6’0 ’19 Raja Milton (Independence)
There are a lot of different factors that go into championship-level programs, but getting players to buy-in to the team concept and operating within a role can be one of the most challenging obstacles. This Independence team has star-players or up-and-coming prospects at every position, but Raja Milton is as valuable as anyone on the roster. His intense, relentless style of play truly wears down opponents on both ends of the floor. Offensively, Milton is a quick-twitch point guard prospect that offers a terrific balance between attacking, shooting, and playmaking. He blows by the point of attack and typically finishes through contact at the rim, but also displayed impressive feel for his teammates and making the appropriate dump-off pass whenever available. Milton plays with very little regard for his own safety and willingly sacrifices himself for the betterment of the team. His two-way energy was unmatched and he was among the most frustrating defenders for opposing guards. Milton does everything on that end of the floor, communicating, closing-out, fighting through every screen, moves his feet so purposefully to mirror his assignment. Milton is a college-level player that should start being made a priority amongst programs, given his all-around intelligence and ability to contribute in any contest.
6’5 ’19 Jamal King (Wayne Christian/Winthrop Commit)
It was a worthwhile day of basketball, but it was nice to see Jamal King back and dominating with his original program.

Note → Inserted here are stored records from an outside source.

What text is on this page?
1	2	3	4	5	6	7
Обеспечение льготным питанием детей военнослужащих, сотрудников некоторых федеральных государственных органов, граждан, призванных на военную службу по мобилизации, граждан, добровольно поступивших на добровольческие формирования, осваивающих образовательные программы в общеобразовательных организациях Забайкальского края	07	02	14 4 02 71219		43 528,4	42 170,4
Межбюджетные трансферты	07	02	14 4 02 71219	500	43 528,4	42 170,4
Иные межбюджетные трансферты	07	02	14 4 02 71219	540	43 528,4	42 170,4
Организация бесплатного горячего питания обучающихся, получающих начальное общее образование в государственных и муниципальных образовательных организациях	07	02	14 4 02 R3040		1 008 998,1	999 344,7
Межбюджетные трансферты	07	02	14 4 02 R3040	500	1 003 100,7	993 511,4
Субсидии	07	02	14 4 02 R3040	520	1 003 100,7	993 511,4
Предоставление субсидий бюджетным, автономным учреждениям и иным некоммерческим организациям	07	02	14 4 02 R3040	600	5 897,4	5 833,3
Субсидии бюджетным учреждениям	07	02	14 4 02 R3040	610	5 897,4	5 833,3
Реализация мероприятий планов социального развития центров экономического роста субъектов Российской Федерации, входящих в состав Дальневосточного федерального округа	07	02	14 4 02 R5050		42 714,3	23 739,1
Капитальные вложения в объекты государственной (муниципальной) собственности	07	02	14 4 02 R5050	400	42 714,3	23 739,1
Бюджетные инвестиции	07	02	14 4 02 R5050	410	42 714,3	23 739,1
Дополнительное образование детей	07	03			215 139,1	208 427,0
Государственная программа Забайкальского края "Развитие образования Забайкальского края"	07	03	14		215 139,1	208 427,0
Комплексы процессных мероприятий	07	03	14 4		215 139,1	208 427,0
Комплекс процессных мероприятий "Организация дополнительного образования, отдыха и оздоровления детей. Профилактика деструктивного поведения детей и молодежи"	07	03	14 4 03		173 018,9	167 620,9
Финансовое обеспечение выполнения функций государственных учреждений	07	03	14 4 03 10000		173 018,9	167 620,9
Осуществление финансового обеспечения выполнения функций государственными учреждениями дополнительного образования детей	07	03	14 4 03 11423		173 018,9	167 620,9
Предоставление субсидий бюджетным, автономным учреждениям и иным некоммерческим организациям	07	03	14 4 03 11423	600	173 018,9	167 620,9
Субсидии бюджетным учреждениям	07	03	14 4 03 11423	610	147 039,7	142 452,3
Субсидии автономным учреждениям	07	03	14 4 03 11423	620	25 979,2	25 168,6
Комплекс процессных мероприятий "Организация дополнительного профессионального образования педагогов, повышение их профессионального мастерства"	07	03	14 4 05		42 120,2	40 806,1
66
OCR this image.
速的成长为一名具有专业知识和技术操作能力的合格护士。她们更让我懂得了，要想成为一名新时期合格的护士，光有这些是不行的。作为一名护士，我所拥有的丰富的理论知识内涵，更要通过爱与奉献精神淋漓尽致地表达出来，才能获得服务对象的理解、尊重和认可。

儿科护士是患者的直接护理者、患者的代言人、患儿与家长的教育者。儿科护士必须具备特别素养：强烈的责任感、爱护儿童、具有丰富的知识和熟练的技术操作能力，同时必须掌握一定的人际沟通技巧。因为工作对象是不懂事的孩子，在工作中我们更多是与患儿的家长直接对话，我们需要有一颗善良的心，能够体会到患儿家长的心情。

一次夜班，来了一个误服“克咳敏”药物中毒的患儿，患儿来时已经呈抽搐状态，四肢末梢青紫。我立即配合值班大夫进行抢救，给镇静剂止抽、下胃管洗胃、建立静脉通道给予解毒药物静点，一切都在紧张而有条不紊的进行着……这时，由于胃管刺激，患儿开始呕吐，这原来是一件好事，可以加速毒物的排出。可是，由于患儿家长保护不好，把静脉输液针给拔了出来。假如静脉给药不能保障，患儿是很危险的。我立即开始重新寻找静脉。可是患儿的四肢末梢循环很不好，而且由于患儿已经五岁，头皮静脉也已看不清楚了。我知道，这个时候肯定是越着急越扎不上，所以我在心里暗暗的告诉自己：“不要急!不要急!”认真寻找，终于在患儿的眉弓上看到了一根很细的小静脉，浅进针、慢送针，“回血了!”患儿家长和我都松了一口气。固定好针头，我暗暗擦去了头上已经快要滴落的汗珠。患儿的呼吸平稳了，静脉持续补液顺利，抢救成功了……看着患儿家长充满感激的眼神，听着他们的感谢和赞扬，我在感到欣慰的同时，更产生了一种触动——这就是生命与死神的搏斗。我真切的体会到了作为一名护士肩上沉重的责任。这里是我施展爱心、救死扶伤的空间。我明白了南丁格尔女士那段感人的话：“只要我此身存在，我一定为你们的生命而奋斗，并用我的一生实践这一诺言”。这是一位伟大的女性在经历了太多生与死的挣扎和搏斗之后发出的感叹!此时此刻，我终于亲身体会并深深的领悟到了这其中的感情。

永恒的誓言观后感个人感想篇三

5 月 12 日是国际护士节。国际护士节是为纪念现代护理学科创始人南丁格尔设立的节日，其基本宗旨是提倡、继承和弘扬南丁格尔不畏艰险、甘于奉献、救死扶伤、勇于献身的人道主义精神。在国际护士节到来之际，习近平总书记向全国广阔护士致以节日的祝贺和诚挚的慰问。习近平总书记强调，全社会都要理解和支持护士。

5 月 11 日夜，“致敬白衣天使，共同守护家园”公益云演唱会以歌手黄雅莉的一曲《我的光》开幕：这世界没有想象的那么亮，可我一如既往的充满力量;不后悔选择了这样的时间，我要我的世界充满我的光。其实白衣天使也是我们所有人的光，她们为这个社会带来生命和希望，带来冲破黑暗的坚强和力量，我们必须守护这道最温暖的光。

The Winthrop commit was phenomenal throughout the day, taking a leadership role, producing consistently, and displaying the ability to dominate his assignment. Big, strong, and athletic, King showed no fear of any opponent and utilized his body very well on both ends of the floor. On offense, he highlighted efficient three-level scoring chops, but really focused on simplifying the game and finding the favorable matchup. He did a great job of absorbing contact when attacking the basket, drawing fouls, and posting-up smaller opponents. King is quite a productive all-around player, able to rebound consistently, make plays for himself or others, and defend two to three positions at this level. He plays with a calm, steady demeanor, but he’s not afraid to take advantage when necessary. King is a reliable two-way player that could emerge as a prominent building block for Winthrop over the next few years.